Background  Active wnt/β-catenin signaling pathway can promote the division and growth of gastric mucosal cells, and increase the possibility of carcinogenesis.

  Objective  To explore the effect of overexpression of miR-124 on precancerous lesions of gastric cancer rats based on wnt/β-catenin signaling pathway.

  Methods  Forty-three SPF Wistar rats were selected for a prospective study, 10 of which were selected as the control group (normal saline), and the remaining 33 rats were used to construct a model of gastric precancerous lesions, with the successful modeling of 30 rats. They were divided into model group (saline), miR-124 inhibitor group and miR-124 simulator group.
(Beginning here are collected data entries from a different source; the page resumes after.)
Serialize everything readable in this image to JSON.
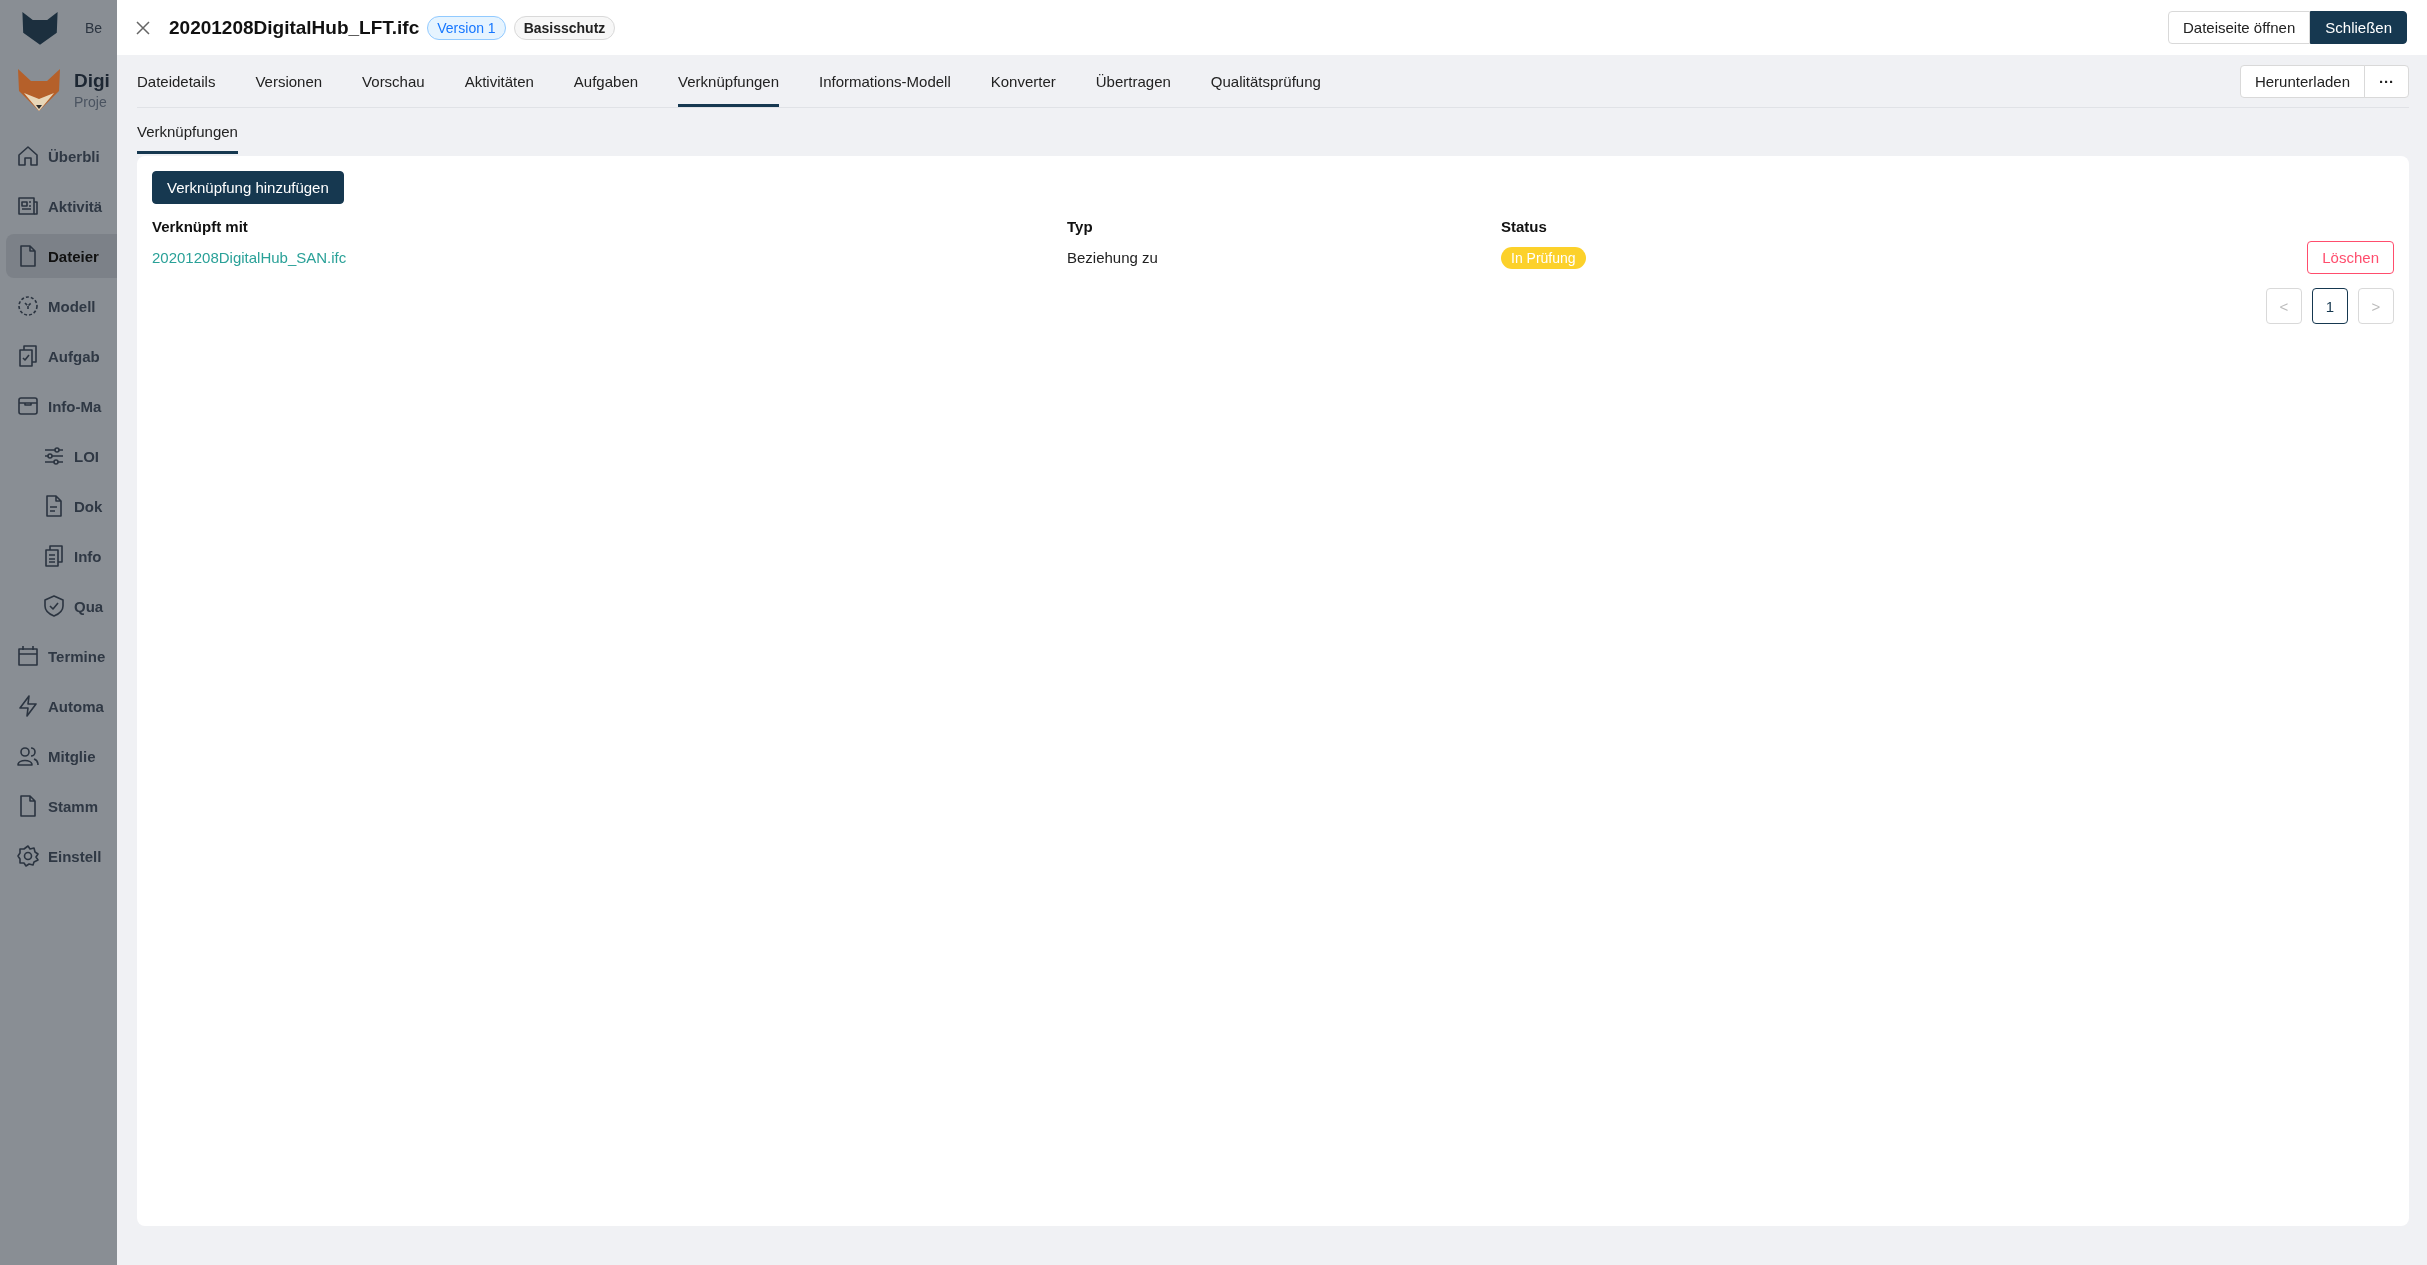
{
  "sidebar": {
    "top_text": "Be",
    "project": {
      "name": "Digi",
      "subtitle": "Proje"
    },
    "items": [
      {
        "label": "Überbli",
        "selected": false
      },
      {
        "label": "Aktivitä",
        "selected": false
      },
      {
        "label": "Dateier",
        "selected": true
      },
      {
        "label": "Modell",
        "selected": false
      },
      {
        "label": "Aufgab",
        "selected": false
      },
      {
        "label": "Info-Ma",
        "selected": false,
        "children": [
          {
            "label": "LOI",
            "selected": false
          },
          {
            "label": "Dok",
            "selected": false
          },
          {
            "label": "Info",
            "selected": false
          },
          {
            "label": "Qua",
            "selected": false
          }
        ]
      },
      {
        "label": "Termine",
        "selected": false
      },
      {
        "label": "Automa",
        "selected": false
      },
      {
        "label": "Mitglie",
        "selected": false
      },
      {
        "label": "Stamm",
        "selected": false
      },
      {
        "label": "Einstell",
        "selected": false
      }
    ]
  },
  "drawer": {
    "title": "20201208DigitalHub_LFT.ifc",
    "version_badge": "Version 1",
    "protection_badge": "Basisschutz",
    "buttons": [
      {
        "label": "Dateiseite öffnen",
        "kind": "default"
      },
      {
        "label": "Schließen",
        "kind": "primary"
      }
    ],
    "tabs": [
      {
        "label": "Dateidetails",
        "selected": false
      },
      {
        "label": "Versionen",
        "selected": false
      },
      {
        "label": "Vorschau",
        "selected": false
      },
      {
        "label": "Aktivitäten",
        "selected": false
      },
      {
        "label": "Aufgaben",
        "selected": false
      },
      {
        "label": "Verknüpfungen",
        "selected": true
      },
      {
        "label": "Informations-Modell",
        "selected": false
      },
      {
        "label": "Konverter",
        "selected": false
      },
      {
        "label": "Übertragen",
        "selected": false
      },
      {
        "label": "Qualitätsprüfung",
        "selected": false
      }
    ],
    "download_button": "Herunterladen",
    "more_button": "···",
    "subtabs": [
      {
        "label": "Verknüpfungen",
        "selected": true
      }
    ],
    "add_button": "Verknüpfung hinzufügen",
    "table": {
      "columns": [
        "Verknüpft mit",
        "Typ",
        "Status"
      ],
      "rows": [
        {
          "linked": "20201208DigitalHub_SAN.ifc",
          "type": "Beziehung zu",
          "status": "In Prüfung",
          "color": "#fcd12a",
          "action": "Löschen"
        }
      ]
    },
    "pagination": {
      "prev": "<",
      "next": ">",
      "pages": [
        {
          "label": "1",
          "selected": true
        }
      ],
      "prev_disabled": true,
      "next_disabled": true
    }
  }
}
  Results  Compared with the control group, the relative expression of miR-124 in the model group, the miR-124 inhibitor group and the miR-124 simulator group decreased, while the epidermal growth factor (EGF), epidermal growth factor receptor (EGFR), interleukin-6 (IL-6), tumor necrosis factor, the levels of TNF-α, wnt and β-catenin were increased (P <0.05); Compared with the model group, the expression level of miR-124 in the miR-124 inhibitor group was decreased, while the expression levels of EGF, EGFR, IL-6, TNF-α, wnt and β-catenin were increased, and the relative expression level of miR-124 in the miR-124 simulator group was also increased. The levels of EGF, EGFR, IL-6, TNF-α, wnt and β-catenin were decreased (all P <0.05). Compared with the miR-124 inhibitor group, the relative expression level of miR-124 in the miR-124 simulator group was increased, while the levels of EGF, EGFR, IL-6, TNF-α, wnt and β-catenin were decreased (all P <0.05).

  Conclusion  Overexpression of miR-124 can reduce the damage of gastric mucosa in rats and improve its inflammatory response. The mechanism may be related to inhibition of wnt/ β- catenin signal pathway.